Jane carried her drink to the bathroom sink and poured it out. Then
she walked out of the room. When she reached her own room, she
remembered that Pete still had the key in his pocket.

She was not going back. She
picked a credit card out of her wallet without looking at it, curved
it a little so it would fit between the door and the jamb to depress
the plunger, then slipped inside and stood alone in the darkness.

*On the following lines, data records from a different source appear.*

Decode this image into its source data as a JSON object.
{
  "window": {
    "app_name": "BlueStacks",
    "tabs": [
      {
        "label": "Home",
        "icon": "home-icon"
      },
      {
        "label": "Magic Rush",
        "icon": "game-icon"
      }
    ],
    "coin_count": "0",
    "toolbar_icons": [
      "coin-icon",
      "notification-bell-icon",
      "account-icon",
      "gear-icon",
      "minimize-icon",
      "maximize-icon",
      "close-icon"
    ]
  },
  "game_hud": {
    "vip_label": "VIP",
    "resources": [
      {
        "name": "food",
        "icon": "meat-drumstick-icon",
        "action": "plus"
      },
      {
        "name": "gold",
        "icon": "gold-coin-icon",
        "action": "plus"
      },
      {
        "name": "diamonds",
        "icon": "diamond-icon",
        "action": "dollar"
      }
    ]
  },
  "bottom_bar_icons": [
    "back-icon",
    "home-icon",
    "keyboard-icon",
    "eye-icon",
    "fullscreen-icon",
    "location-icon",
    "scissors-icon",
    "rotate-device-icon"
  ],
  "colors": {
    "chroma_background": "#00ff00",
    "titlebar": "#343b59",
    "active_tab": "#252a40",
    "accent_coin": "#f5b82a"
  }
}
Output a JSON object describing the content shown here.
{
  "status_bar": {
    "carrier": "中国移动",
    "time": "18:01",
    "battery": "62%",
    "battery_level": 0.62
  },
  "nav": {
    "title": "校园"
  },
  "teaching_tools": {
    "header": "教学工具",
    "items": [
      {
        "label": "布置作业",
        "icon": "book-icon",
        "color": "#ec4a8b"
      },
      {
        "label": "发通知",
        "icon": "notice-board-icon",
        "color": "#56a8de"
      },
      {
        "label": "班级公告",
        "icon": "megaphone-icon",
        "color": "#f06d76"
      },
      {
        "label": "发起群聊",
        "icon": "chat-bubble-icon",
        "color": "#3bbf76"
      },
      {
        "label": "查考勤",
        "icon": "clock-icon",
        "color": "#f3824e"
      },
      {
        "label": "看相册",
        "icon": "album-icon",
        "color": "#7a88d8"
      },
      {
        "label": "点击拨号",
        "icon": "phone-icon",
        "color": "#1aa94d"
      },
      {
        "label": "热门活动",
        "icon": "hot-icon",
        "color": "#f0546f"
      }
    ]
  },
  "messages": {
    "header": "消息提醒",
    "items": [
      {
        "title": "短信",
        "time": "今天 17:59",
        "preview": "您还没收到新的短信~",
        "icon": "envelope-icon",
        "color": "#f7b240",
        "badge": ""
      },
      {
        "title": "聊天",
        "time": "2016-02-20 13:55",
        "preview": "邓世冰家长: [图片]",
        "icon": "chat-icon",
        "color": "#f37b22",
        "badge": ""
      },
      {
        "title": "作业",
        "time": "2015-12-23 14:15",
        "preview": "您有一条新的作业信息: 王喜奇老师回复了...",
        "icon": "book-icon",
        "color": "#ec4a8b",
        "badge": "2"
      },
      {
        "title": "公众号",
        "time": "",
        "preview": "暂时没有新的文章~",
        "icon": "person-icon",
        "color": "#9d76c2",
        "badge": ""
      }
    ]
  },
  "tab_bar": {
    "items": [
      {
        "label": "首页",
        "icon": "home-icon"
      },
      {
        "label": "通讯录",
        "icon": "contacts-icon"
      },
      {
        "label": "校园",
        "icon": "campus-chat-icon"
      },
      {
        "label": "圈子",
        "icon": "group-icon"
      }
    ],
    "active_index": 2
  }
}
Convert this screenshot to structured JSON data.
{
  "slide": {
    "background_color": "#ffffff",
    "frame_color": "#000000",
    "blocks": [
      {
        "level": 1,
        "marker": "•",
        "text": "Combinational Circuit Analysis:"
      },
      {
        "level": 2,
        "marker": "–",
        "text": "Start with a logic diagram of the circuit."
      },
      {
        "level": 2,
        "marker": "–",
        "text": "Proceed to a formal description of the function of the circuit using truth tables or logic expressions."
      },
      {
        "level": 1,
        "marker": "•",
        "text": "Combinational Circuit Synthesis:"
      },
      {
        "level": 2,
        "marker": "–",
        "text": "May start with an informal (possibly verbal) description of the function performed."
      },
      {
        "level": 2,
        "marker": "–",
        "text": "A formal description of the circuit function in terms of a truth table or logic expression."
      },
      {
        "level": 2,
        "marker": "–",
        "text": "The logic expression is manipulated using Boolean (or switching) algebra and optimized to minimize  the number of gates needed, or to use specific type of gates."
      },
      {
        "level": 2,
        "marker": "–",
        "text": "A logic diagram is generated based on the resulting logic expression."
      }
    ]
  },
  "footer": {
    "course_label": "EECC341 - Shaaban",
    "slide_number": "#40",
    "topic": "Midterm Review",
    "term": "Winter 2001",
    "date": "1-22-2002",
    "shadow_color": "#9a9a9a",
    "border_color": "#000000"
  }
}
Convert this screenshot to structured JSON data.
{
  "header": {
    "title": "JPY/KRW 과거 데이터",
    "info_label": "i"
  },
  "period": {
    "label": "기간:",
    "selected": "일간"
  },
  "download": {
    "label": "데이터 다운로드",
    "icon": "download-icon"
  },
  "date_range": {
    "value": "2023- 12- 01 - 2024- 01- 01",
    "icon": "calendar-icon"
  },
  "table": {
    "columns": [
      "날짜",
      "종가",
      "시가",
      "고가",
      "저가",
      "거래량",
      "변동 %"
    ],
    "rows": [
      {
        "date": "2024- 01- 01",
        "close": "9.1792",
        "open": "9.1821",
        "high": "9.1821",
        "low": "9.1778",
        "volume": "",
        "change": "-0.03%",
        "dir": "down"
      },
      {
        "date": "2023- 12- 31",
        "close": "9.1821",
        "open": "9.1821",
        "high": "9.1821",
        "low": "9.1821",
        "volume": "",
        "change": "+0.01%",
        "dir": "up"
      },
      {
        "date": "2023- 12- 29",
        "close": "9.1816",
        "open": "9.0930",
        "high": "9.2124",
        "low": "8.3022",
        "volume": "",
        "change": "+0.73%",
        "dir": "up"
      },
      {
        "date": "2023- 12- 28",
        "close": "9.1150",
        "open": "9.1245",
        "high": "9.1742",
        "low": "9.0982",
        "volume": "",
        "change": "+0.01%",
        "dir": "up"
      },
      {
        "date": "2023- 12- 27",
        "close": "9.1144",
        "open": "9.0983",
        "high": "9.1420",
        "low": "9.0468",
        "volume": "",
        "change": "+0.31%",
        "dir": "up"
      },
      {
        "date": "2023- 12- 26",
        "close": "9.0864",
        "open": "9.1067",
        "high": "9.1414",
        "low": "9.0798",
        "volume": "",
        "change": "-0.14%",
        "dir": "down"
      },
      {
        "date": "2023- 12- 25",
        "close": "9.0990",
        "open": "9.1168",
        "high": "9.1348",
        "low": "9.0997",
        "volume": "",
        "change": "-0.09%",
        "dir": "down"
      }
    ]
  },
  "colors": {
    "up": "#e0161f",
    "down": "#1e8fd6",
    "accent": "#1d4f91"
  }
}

She was amazed. She had left her
husband and rushed all the way out here, maybe to walk in front of a
gun muzzle, because that man had called for help. Then she had
carefully piled up day after day of invisible, anonymous travel to
let his trail get cold. Now he was busy burning up all of her
efforts, making himself as memorable as any human being could be to
two women who probably couldn’t wait to meet the next strange
man in the next hotel. She hated Pete Hatcher. He had done this to
punish her for rejecting him – wanted to make her imagine, know
what she had thrown away, and learn to want it. No, that was too
simpleminded. It had been for both of them, to prove that he was
still attractive, still manly, still Pete. He had done that better
than she would ever let him know. The word
ever
struck her ear
as accurate, so she said it aloud: “Ever.”